Depression is a tragic experience, but an even greater tragedy would be to miss the opportunity it offers you to grow. Depression hurts far too much to waste the pain. If you must hurt as deeply as depression makes you hurt, you want to be better for it. You want to seize the painful costly opportunity to learn what has weighed you down and worn you out and find a way to be free of it.

Jacob had no idea what the night ahead would hold for him, how dark, difficult, and frightening it would be. I imagine through those slow dark hours, Jacob felt that night would never end. That’s how depression felt for me and, perhaps, for you. That’s the bad news. But the good news is that Jacob could not begin to imagine how much his night of struggle would change him for the better. The same transformation can happen to you and me.

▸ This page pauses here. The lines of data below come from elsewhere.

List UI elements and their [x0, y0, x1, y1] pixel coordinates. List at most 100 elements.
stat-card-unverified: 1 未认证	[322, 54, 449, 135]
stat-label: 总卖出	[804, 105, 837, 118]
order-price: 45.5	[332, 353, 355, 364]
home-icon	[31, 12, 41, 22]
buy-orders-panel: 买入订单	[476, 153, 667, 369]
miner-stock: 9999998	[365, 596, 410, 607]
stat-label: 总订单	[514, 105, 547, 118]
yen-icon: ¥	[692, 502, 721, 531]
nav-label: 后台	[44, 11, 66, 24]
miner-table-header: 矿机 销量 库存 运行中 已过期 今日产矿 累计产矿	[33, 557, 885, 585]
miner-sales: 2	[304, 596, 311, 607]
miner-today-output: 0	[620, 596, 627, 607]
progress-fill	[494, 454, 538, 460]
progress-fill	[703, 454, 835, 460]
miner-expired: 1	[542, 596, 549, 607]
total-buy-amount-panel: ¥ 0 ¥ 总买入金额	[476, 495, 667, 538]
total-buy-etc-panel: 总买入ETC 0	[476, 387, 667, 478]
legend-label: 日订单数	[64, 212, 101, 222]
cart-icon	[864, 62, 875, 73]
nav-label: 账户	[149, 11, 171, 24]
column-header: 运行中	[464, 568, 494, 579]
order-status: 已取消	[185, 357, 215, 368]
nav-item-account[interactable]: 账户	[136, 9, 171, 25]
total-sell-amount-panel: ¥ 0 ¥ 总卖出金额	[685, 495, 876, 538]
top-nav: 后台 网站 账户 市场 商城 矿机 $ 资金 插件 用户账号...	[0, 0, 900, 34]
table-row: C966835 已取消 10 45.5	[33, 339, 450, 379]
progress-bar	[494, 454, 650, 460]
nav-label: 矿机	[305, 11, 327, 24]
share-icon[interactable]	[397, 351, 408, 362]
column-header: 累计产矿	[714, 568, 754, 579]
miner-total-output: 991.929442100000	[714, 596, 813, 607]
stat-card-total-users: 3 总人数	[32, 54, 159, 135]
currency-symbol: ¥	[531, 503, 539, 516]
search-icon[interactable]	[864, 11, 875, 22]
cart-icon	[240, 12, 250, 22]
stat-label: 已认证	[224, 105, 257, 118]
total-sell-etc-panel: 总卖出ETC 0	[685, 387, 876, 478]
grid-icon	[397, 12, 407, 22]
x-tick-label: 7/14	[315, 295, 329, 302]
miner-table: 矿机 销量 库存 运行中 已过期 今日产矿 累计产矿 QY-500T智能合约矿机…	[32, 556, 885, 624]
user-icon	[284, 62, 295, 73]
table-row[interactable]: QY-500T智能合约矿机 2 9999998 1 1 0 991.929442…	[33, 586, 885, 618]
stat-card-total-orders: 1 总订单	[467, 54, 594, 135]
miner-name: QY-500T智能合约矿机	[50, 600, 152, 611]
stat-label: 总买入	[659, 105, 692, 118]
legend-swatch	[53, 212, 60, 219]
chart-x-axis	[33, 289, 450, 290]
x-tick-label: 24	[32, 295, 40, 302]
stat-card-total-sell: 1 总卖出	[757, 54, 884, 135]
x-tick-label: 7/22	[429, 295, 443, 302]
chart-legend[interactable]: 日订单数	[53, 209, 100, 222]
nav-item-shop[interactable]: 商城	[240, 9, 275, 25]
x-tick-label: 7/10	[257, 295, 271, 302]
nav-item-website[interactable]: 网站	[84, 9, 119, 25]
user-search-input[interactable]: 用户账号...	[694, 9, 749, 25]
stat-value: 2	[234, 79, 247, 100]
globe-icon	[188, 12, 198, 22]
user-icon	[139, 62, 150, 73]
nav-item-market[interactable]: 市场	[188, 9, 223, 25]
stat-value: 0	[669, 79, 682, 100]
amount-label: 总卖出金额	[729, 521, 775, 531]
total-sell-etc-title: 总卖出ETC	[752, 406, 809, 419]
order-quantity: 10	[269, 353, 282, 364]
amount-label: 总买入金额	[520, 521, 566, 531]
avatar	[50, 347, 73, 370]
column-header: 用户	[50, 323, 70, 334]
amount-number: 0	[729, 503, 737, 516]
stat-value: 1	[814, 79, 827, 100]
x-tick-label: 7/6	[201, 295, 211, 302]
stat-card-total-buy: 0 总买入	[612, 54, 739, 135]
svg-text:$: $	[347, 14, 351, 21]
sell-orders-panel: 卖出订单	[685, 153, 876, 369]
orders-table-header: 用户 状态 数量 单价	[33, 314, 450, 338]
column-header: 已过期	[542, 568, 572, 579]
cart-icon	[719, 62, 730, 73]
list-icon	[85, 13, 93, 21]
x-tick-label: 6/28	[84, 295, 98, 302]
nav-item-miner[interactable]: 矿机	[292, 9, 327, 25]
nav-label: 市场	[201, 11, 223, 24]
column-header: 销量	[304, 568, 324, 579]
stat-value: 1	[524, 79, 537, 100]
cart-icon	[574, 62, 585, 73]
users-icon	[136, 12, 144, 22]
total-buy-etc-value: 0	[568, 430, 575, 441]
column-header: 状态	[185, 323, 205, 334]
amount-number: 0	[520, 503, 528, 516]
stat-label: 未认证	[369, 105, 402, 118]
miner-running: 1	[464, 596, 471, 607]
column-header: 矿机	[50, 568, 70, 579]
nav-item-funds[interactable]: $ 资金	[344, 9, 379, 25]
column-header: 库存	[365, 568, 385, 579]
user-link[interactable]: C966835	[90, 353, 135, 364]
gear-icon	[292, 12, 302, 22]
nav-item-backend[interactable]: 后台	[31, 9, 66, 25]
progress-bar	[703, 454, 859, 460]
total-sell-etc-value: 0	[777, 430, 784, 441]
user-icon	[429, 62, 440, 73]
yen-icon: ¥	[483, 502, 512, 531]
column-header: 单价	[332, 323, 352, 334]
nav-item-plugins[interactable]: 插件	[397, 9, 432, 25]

In a mysterious way, Jacob’s inability to cross the river that night, to go on with his life as he was living it, was part of God’s plan and God’s redemptive work. So maybe, like Jacob, you and I find ourselves stuck for a reason. And maybe we can discover why and, when the night is over, cross the river with deeper faith and more freedom than ever before. Though we can’t fully understand depression and would never choose it, by God’s purpose at work in us, we can be better for it.